El caso del asesinato de Walter Oyarce se ha resuelto en una semana de investigación policial. Testigos, peritos, videos, fotografías han aportado lo suyo para establecer una causa probable para el procesamiento de varios sospechosos que, además, ya están detenidos. ¿Por qué no se puede resolver a la misma velocidad el caso de los niños de Cajamarca? Pues creo que, si bien no son hechos comparables, la investigación ha tendido más a lo político (¿a quién culpamos?) que a lo científico (establecer la trazabilidad de los alimentos).
Lo que sabemos hasta ahora con certeza es que las pericias realizadas en los cuerpos de los niños arrojan la presencia de un tipo de pesticida (carbonados) que se usa para fumigar el campo. La sobrevivencia de más de ochenta intoxicados con el mismo producto lleva a la sospecha de que la dosis era pequeña. ¿Cómo llegó el pesticida al alimento? Considerando siempre la forma involuntaria, existen dos hipótesis posibles. La primera es que el contacto se da durante la preparación del alimento. La segunda, que el alimento llegó contaminado.

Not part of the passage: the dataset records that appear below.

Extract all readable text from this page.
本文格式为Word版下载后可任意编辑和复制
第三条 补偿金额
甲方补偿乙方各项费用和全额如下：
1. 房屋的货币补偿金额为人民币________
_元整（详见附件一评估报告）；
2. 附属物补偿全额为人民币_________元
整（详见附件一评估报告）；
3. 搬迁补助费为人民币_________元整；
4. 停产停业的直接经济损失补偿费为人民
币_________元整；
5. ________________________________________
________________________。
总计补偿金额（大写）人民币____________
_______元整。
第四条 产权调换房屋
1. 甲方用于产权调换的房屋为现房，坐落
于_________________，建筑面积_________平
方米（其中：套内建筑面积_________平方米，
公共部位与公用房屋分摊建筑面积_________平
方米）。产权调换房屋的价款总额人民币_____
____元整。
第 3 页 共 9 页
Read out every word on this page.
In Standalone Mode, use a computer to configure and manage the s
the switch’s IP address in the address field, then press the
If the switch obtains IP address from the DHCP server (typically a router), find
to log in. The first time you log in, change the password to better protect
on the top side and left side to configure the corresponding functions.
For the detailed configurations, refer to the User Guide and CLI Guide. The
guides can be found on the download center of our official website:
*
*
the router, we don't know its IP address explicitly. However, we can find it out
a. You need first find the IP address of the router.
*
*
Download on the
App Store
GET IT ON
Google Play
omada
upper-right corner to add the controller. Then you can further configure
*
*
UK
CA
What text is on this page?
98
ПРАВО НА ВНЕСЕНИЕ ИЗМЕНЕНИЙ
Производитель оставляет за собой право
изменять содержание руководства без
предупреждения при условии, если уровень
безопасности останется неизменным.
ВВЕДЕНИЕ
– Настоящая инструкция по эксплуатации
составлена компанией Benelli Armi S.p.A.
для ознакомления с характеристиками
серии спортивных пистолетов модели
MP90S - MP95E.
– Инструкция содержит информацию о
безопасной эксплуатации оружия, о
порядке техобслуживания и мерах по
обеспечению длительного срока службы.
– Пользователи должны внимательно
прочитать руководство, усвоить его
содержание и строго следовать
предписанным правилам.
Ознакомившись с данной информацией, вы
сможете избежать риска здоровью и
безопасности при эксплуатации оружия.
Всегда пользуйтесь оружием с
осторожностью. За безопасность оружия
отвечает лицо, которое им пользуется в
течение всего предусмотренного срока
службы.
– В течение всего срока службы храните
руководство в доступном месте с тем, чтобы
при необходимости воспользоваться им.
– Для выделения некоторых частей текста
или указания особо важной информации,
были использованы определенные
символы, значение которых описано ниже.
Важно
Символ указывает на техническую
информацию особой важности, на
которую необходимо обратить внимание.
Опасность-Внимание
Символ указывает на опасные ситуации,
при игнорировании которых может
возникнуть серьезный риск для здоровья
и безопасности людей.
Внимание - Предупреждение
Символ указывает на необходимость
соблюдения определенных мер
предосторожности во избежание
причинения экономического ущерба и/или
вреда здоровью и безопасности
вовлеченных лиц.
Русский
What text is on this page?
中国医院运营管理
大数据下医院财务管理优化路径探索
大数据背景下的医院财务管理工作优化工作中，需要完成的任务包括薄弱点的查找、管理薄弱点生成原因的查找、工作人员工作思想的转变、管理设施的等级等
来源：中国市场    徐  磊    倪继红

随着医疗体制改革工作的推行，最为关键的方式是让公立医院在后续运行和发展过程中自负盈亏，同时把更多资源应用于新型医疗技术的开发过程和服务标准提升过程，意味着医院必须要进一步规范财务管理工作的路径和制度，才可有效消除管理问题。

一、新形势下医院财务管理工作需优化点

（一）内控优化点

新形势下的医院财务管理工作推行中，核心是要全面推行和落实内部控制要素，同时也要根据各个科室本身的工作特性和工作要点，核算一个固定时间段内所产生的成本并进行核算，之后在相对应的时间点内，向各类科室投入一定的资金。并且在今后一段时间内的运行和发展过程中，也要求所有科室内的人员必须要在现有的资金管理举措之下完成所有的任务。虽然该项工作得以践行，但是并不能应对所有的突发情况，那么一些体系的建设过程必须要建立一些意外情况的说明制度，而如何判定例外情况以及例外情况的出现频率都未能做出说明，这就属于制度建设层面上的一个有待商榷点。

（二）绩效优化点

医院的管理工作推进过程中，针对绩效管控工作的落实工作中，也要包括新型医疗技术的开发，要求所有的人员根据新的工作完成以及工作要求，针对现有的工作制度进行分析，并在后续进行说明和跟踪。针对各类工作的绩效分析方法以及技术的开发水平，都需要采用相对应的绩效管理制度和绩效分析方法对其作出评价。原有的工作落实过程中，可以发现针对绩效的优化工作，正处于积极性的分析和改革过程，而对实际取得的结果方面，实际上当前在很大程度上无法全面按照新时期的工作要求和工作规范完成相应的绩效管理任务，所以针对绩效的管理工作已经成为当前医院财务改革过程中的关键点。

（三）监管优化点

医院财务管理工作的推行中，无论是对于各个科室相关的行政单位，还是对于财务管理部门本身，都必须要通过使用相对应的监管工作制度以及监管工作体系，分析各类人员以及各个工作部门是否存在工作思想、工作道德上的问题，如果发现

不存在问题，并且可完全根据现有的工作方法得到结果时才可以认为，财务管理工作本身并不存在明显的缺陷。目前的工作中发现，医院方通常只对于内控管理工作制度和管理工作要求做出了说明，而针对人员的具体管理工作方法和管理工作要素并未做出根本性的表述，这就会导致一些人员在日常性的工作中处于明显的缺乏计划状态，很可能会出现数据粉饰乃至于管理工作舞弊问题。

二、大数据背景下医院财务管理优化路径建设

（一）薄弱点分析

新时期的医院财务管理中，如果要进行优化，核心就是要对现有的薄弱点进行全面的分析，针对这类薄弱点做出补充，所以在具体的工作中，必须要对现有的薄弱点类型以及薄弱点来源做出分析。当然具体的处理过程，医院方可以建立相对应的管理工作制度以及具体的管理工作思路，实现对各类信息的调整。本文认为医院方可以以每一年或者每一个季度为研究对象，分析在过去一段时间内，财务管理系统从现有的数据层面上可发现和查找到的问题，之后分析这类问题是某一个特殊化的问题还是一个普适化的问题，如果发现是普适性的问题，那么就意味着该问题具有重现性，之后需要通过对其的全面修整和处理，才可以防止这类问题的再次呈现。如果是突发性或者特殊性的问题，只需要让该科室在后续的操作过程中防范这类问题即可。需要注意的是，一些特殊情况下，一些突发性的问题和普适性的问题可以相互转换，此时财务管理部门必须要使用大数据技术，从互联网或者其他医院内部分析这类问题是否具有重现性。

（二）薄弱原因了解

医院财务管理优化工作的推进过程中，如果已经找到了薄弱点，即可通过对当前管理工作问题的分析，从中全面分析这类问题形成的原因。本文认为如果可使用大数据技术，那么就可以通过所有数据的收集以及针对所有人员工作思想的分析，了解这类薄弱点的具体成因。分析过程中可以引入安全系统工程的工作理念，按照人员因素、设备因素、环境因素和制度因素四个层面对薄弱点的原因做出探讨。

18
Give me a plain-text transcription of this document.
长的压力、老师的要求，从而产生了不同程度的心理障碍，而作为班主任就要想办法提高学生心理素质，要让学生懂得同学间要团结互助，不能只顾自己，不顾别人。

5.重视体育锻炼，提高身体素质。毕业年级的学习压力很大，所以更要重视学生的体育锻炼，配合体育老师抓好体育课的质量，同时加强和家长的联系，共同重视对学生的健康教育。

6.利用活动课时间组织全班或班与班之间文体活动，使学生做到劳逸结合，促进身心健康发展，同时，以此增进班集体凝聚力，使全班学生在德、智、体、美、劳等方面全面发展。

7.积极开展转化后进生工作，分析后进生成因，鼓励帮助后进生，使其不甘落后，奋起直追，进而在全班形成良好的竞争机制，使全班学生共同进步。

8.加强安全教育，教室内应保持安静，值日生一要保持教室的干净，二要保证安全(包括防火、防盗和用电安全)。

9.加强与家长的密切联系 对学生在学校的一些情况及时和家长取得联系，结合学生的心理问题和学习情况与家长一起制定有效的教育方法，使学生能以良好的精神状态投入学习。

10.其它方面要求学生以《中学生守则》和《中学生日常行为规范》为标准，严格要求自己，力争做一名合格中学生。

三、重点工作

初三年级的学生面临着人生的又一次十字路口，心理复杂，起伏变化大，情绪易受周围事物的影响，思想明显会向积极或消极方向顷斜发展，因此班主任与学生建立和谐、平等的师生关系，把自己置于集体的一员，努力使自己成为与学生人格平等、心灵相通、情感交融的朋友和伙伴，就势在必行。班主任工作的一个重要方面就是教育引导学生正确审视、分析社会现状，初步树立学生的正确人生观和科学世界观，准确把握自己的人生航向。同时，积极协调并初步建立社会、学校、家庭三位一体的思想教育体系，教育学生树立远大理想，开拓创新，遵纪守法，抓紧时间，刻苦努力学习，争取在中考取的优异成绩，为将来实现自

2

La primera hipótesis causó la indignación de las madres del caserío de Redondo, pero es obligación de Medicina Legal hacer todas las pericias sobre los utensilios utilizados. De la segunda, la más probable hasta ahora, no se tiene noticia. La contaminación puede haberse dado en cualquier momento de la cadena de distribución: empaque, almacenamiento, transporte. Sin embargo, es posible que el producto se contamine en el campo mismo. Este sábado dos ingenieros agrónomos me explicaron que un campo puede estar por cosecharse mientras que otro, al lado, con otro producto, puede estar fumigándose. Cuando se cultiva en extensiones pequeñas esto es posible, contaminándose uno, dos surcos del lote vecino. Se requiere entonces inmovilizar el lote de donde vino el producto, examinarlo todo y, posiblemente, incinerarlo.
Se me explicó también que en este caso la trazabilidad es imposible. Saber de qué surco salió un grano de menestra no es posible. Pero sí se puede determinar quién fue el proveedor, quién, a su vez, puede hacerlo con el acopiador y éste a sus respectivos proveedores para revisar sus buenas prácticas de seguridad sanitaria agraria.
¿Cómo va entonces la investigación científica de estos alimentos? ¿Se recogieron y analizaron muestras? ¿Qué medidas de prevención se están tomando para evitar otro contacto? ¿Qué medidas de seguridad sanitaria se exigen hoy a los proveedores (no cuando venga la enésima “reorganización”)? Esto es lo que la Ministra debe conocer y por lo que debe poder dar una explicación. Y si bailó con el Puma Carranza, si viajó a tiempo o destiempo, si se burló de las madres culpándolas de lo sucedido, si fue una torpeza política mandar botar a inocentes funcionarios del Pronaa creyendo que con eso arreglaba algo, que si Javier Diez Canseco hubiera hecho un escándalo de haber sido opositor a una ministra fujimorista, funciona bien para la galerías, pero no para los niños muertos o los que podrían morir. Lo primero que hay que saber antes de cualquier decisión política, es la verdad.
Esperemos que la oposición y el oficialismo no hagan un papelón mutuo en esta ocasión.